Changes in zoning, buying easements and the transfer of development rights have been the major agricultural land preservation methods in Maryland. It is too soon to judge their effectiveness, said Bruce Gardner, interim dean of the College of Agriculture and Natural Resources at the University of Maryland.

"The state of Maryland has been losing agricultural land for many years, mainly to suburban development. ... The question for the future is where to focus the state's resources," Gardner said.

Tibbs' story is similar to that of many farmers who have chosen to protect their land through local, state or other land trust preservation programs. He is approaching retirement, wants to continue the farming tradition, and doesn't have a family member or other benefactor to carry on the farm.

Riding on a green utility vehicle, Tibbs crosses to an adjacent patch of farmland he leases for corn production and pauses on a peak he said is the second-highest in the county.

Tibbs said he likes to sit and watch the hawks flying overhead and the deer in the field. With the vehicle's engine cut, there is little noise.
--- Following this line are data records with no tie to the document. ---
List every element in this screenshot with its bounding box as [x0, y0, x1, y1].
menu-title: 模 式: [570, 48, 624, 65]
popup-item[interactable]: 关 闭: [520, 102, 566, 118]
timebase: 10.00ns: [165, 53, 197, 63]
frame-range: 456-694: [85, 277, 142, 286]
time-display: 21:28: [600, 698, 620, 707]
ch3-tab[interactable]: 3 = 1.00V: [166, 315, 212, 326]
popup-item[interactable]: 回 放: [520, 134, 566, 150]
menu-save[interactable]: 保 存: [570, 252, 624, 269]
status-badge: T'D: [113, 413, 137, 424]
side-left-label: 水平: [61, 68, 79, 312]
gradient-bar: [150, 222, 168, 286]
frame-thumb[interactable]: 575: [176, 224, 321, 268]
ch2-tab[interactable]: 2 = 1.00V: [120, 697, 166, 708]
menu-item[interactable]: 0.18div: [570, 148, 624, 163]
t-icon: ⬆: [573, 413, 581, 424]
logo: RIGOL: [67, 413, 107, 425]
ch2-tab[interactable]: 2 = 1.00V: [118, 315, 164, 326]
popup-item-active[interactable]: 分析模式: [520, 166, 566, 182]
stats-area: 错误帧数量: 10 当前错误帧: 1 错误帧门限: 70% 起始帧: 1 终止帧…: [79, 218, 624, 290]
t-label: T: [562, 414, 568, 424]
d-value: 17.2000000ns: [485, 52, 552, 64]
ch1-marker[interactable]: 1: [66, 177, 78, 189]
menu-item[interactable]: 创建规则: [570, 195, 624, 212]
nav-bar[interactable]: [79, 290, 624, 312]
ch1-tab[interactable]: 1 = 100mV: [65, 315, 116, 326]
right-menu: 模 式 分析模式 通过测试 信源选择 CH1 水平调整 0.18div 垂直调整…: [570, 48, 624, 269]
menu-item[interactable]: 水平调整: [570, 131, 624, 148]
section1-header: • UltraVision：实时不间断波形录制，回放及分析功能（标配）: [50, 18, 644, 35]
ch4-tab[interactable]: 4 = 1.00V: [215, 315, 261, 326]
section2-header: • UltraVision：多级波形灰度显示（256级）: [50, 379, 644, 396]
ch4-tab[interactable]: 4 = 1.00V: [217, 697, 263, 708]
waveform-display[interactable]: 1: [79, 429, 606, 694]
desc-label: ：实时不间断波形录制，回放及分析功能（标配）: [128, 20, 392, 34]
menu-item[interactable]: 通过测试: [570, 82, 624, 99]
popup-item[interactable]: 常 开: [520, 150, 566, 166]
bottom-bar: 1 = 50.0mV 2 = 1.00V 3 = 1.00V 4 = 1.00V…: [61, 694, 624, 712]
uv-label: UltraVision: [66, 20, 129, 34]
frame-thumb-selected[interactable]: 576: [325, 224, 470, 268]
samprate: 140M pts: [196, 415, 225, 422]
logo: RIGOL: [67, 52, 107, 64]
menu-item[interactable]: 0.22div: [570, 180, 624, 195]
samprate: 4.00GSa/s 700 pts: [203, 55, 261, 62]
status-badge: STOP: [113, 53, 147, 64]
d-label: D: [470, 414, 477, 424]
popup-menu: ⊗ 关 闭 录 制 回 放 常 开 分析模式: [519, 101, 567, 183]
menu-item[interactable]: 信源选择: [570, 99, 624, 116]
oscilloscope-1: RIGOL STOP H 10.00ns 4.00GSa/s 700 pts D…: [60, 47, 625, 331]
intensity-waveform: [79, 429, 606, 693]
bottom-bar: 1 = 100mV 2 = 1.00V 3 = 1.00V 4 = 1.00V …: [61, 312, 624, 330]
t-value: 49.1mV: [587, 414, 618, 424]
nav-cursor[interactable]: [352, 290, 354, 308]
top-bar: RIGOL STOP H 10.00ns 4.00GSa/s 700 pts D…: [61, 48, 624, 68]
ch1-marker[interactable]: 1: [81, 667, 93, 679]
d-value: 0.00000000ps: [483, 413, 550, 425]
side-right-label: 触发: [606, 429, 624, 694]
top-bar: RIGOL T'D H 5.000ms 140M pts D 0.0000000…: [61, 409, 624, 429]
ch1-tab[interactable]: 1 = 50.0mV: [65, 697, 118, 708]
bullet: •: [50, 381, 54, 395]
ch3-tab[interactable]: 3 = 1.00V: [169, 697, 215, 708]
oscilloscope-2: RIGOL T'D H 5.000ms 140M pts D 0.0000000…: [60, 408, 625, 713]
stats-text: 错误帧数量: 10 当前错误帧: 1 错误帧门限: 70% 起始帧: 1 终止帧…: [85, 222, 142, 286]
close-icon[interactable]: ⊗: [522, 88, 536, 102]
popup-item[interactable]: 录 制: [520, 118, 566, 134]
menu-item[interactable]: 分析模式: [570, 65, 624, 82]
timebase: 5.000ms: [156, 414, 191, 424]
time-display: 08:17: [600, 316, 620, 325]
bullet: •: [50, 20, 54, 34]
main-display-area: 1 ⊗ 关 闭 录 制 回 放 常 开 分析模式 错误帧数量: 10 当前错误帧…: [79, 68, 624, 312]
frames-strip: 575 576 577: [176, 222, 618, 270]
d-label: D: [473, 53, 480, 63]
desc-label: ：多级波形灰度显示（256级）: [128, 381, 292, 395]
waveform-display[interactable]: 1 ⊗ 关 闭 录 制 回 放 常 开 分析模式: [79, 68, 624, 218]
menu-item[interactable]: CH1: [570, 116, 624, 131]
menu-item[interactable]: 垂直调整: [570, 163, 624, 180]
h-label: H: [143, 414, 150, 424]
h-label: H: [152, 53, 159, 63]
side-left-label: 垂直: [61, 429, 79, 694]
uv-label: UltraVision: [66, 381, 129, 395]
It is a way of life he believes in.

"To me, that's part of farming. It's part of life. That's why it's in your blood. You don't hear any cars or trucks," he said.

Past the cornfields, single-family houses are sprouting up on what used to be Briney Farm. Tibbs and his wife, Judith, made an offer to buy the farm when the owner, Crawford Briney, died, but there was no way they could outbid developers, Tibbs said.
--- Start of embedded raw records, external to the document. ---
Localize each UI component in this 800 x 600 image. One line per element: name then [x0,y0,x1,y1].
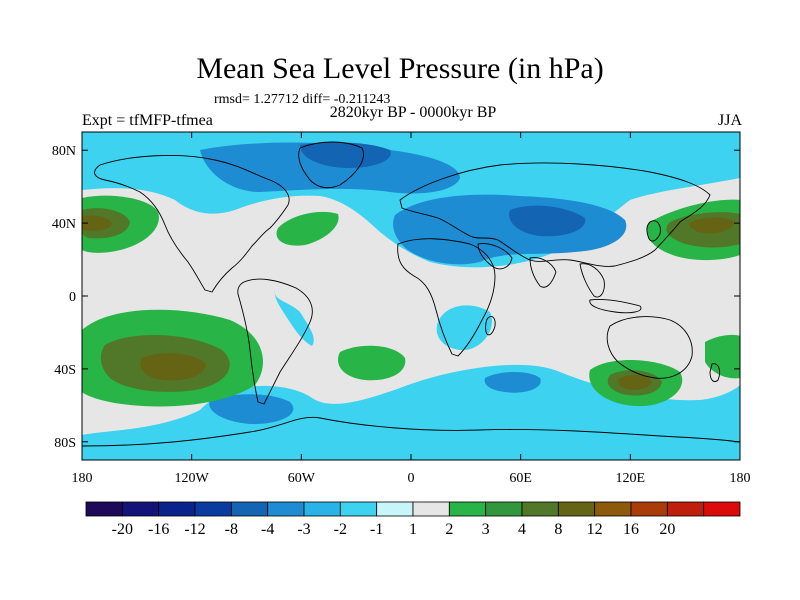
x-tick-label: 60E [509,471,532,486]
coast-greenland [298,141,364,189]
colorbar-swatch [485,501,523,517]
colorbar-swatch [158,501,196,517]
coast-arabia [477,243,513,270]
x-tick-label: 120W [175,471,210,486]
y-tick-label: 40N [52,217,76,232]
colorbar-swatch [521,501,559,517]
colorbar-swatch [557,501,596,517]
contour-positive-3 [82,215,735,390]
coast-southeast-asia [579,263,605,298]
colorbar-swatch [85,501,123,517]
y-tick-label: 0 [69,290,76,305]
colorbar-label: 8 [554,521,562,538]
coast-antarctica [82,416,740,447]
coast-india [529,257,557,288]
colorbar-label: 12 [587,521,603,538]
contour-pacific-east-center [689,217,735,234]
coast-north-america [94,154,290,293]
colorbar-label: -4 [261,521,274,538]
x-tick-label: 180 [72,471,93,486]
colorbar-label: -20 [112,521,133,538]
colorbar-label: 4 [518,521,526,538]
colorbar-label: -12 [184,521,205,538]
x-tick-label: 60W [288,471,316,486]
contour-negative-3 [300,142,586,237]
colorbar-swatch [448,501,487,517]
colorbar-swatch [267,501,305,517]
colorbar-swatch [703,501,741,517]
colorbar-swatch [121,501,160,517]
x-axis: 180 120W 60W 0 60E 120E 180 [72,132,751,486]
coast-japan [646,220,661,242]
y-tick-label: 40S [54,363,76,378]
coast-australia [606,316,693,379]
colorbar-label: -16 [148,521,169,538]
y-tick-label: 80N [52,144,76,159]
contour-arctic-core [300,142,391,168]
colorbar-label: -8 [225,521,238,538]
coast-south-america [237,278,313,405]
contour-indian-ocean [484,372,541,393]
contour-central-asia-core [509,205,586,237]
map-title: Mean Sea Level Pressure (in hPa) [196,52,604,85]
colorbar-label: 3 [482,521,490,538]
colorbar-label: -1 [370,521,383,538]
season-label: JJA [717,112,742,129]
contour-pacific-west-center [82,215,112,231]
coast-new-zealand [709,363,721,383]
contour-indian-center [618,374,652,390]
colorbar-swatch [303,501,341,517]
contour-ross-sea [209,394,294,425]
coast-africa [397,238,496,357]
colorbar-label: -3 [297,521,310,538]
colorbar-label: 1 [409,521,417,538]
colorbar-swatch [230,501,269,517]
contour-south-pacific-center [140,353,206,381]
colorbar-swatch [630,501,668,517]
coastlines [82,141,740,447]
y-tick-label: 80S [54,436,76,451]
colorbar-swatch [412,501,450,517]
x-tick-label: 180 [730,471,751,486]
contour-north-atlantic [276,211,339,246]
colorbar-swatch [666,501,705,517]
x-tick-label: 120E [616,471,646,486]
colorbar-label: 16 [623,521,639,538]
colorbar-label: 20 [659,521,675,538]
contour-africa-south [436,305,492,351]
coast-indonesia [589,299,642,314]
colorbar-label: -2 [334,521,347,538]
colorbar-label: 2 [445,521,453,538]
stats-label: rmsd= 1.27712 diff= -0.211243 [214,92,391,107]
y-axis: 80N 40N 0 40S 80S [52,144,740,451]
colorbar-swatch [376,501,414,517]
coast-madagascar [485,315,496,336]
colorbar-swatch [194,501,232,517]
colorbar-swatch [594,501,632,517]
colorbar: -20 -16 -12 -8 -4 -3 -2 -1 1 2 3 4 8 12 16 20 [85,501,741,538]
colorbar-swatch [339,501,378,517]
contour-south-atlantic-high [337,345,406,381]
contour-negative-2 [200,142,627,425]
contour-south-atlantic [274,290,314,346]
subtitle-label: 2820kyr BP - 0000kyr BP [329,104,497,121]
contour-greenland-low [200,142,460,194]
contour-tasman-high [705,334,740,379]
pressure-field [82,132,740,460]
coast-eurasia [399,162,711,267]
experiment-label: Expt = tfMFP-tfmea [82,112,213,129]
x-tick-label: 0 [408,471,415,486]
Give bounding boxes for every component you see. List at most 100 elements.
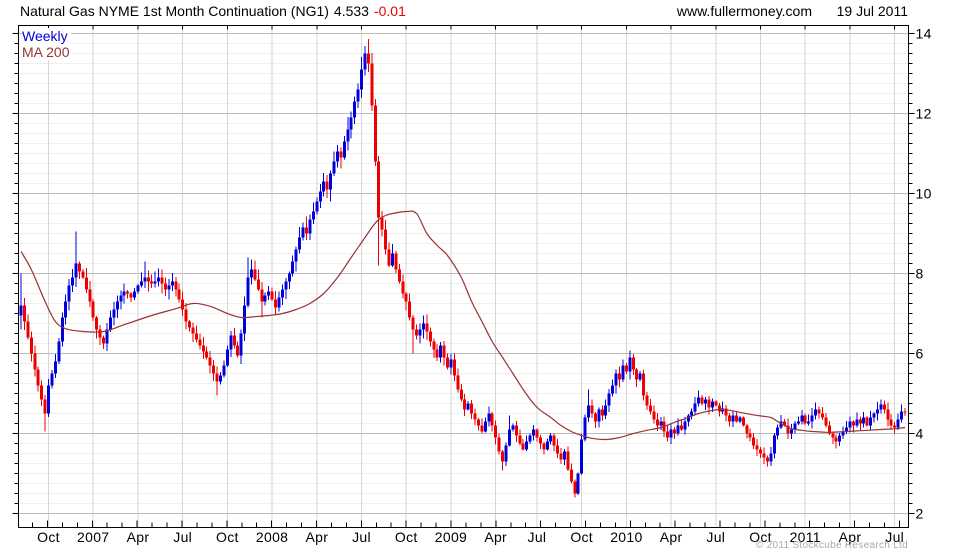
x-axis-label: Apr (127, 529, 150, 545)
candle-body (239, 333, 243, 356)
candle-body (222, 365, 226, 376)
candle-body (26, 321, 30, 338)
candle-body (882, 404, 886, 410)
candle-body (879, 404, 883, 410)
candle-body (253, 269, 257, 280)
candle-body (679, 425, 683, 430)
candle-body (538, 437, 542, 444)
candle-body (139, 281, 143, 286)
x-axis-label: Jul (173, 529, 192, 545)
candle-body (673, 429, 677, 434)
candle-body (397, 269, 401, 282)
candle-body (728, 415, 732, 422)
candle-body (800, 415, 804, 422)
candle-body (411, 317, 415, 330)
candle-body (349, 117, 353, 130)
candle-body (421, 323, 425, 330)
candle-body (435, 349, 439, 358)
candle-body (769, 453, 773, 462)
candle-body (335, 151, 339, 162)
candle-body (428, 331, 432, 342)
candles-layer (19, 38, 907, 498)
candle-body (583, 417, 587, 440)
candle-body (831, 433, 835, 438)
candle-body (122, 291, 126, 296)
candle-body (380, 217, 384, 230)
legend-ma200-label: MA 200 (22, 44, 73, 60)
candle-body (174, 281, 178, 290)
candle-body (401, 281, 405, 294)
candle-body (95, 317, 99, 330)
candle-body (301, 227, 305, 238)
candle-body (77, 263, 81, 272)
candle-body (834, 437, 838, 442)
candle-body (676, 425, 680, 434)
candle-body (198, 339, 202, 346)
last-price: 4.533 (333, 3, 369, 19)
candle-body (84, 277, 88, 290)
candle-body (394, 253, 398, 270)
candle-body (786, 425, 790, 434)
candle-body (163, 283, 167, 290)
candle-body (194, 333, 198, 340)
candle-body (776, 427, 780, 436)
candle-body (452, 359, 456, 376)
candle-body (659, 421, 663, 426)
candle-body (404, 293, 408, 302)
candle-body (425, 323, 429, 332)
candle-body (697, 397, 701, 404)
candle-body (22, 305, 26, 322)
candle-body (232, 335, 236, 346)
candle-body (284, 281, 288, 290)
y-axis-labels: 2 4 6 8 10 12 14 (916, 26, 932, 522)
candle-body (126, 291, 130, 294)
candle-body (532, 429, 536, 436)
x-axis-label: Jul (885, 529, 904, 545)
y-axis-label: 6 (916, 346, 924, 362)
candle-body (315, 201, 319, 212)
candle-body (490, 413, 494, 426)
candle-body (243, 305, 247, 334)
candle-body (325, 181, 329, 190)
candle-body (225, 349, 229, 366)
candle-body (215, 373, 219, 382)
candle-body (569, 469, 573, 482)
candle-body (390, 253, 394, 266)
candle-body (415, 329, 419, 336)
candle-body (201, 345, 205, 352)
candle-body (342, 141, 346, 158)
candle-body (772, 435, 776, 454)
axis-ticks (12, 25, 915, 528)
x-axis-label: Jul (706, 529, 725, 545)
candle-body (81, 271, 85, 278)
candle-body (838, 435, 842, 442)
candle-body (518, 435, 522, 444)
candle-body (456, 375, 460, 390)
x-axis-label: 2010 (610, 529, 642, 545)
candle-body (298, 237, 302, 250)
candle-body (759, 449, 763, 454)
candle-body (607, 393, 611, 406)
candle-body (112, 309, 116, 318)
candle-body (167, 285, 171, 290)
candle-body (432, 341, 436, 350)
candle-body (311, 211, 315, 220)
candle-body (88, 289, 92, 302)
candle-body (807, 421, 811, 424)
candle-body (693, 403, 697, 412)
candle-body (707, 399, 711, 408)
candle-body (796, 421, 800, 424)
candle-body (862, 417, 866, 424)
candle-body (157, 277, 161, 282)
candle-body (291, 261, 295, 274)
candle-body (638, 373, 642, 380)
candle-body (318, 191, 322, 202)
candle-body (889, 419, 893, 426)
candle-body (191, 327, 195, 334)
x-axis-label: Apr (839, 529, 862, 545)
candle-body (504, 445, 508, 462)
candle-body (525, 441, 529, 450)
candle-body (745, 425, 749, 434)
candle-body (814, 409, 818, 416)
The houses' prices start in the low $600,000s, according to a billboard ad.

While the county is doing what it can to preserve agricultural land, it is not offering the farmer enough money to be viable, say some lawmakers, such as state Sen. J. Robert Hooper.

"When a developer offers $100,000 for a 1 1/2 - to 2-acre plot of land, the county can't compete with an offer of $4,000 to $5,000 per acre. The county is going to have to up the ante," said Hooper, a Harford Republican.

County funding comes from a real estate transfer tax. Rising real estate rates should bolster those returns, but Hooper said the General Assembly needs to allocate more state funding to preservation programs as well.

Even with a steady annual increase in county easements, some farmers are not convinced agricultural land preservation is the way to go.

Next to Shadow Springs Farm, Nolan Gallion and his son, Nolan Gallion Jr., are weighing options for their 100-acre cattle, hay and soybean farm. Gallion's 15-year-old grandson might not go into the family business.

While preservation is a good option for some farmers, "[it] locks you into one way of thinking. It's all in what you want and what you can or can't see in the extensive future of agriculture in this part [of the state]," Nolan Gallion Jr. said.

The Gallions said farming is tough financially and that most farmers must work outside jobs to acquire and maintain a farm.

Gallions' Farm has been their sole business since 1976. The Gallions have looked into county preservation programs but say easement offers are too far off the mark of property values, especially for farmers with no pension plans.

"I could sell 20 acres for 10 building lots for $3.5 million," Gallion said. "It's nice to have open land, but it don't put food on the table."

Developer Jim Lambdin, president of Lambdin Development, whose customers include commercial and residential builders in the area such as Ryan Homes, sees a place for preservation and development.

"I've never thought that preservation is in competition with development," said Lambdin, who also is a Cecil Land Trust board member.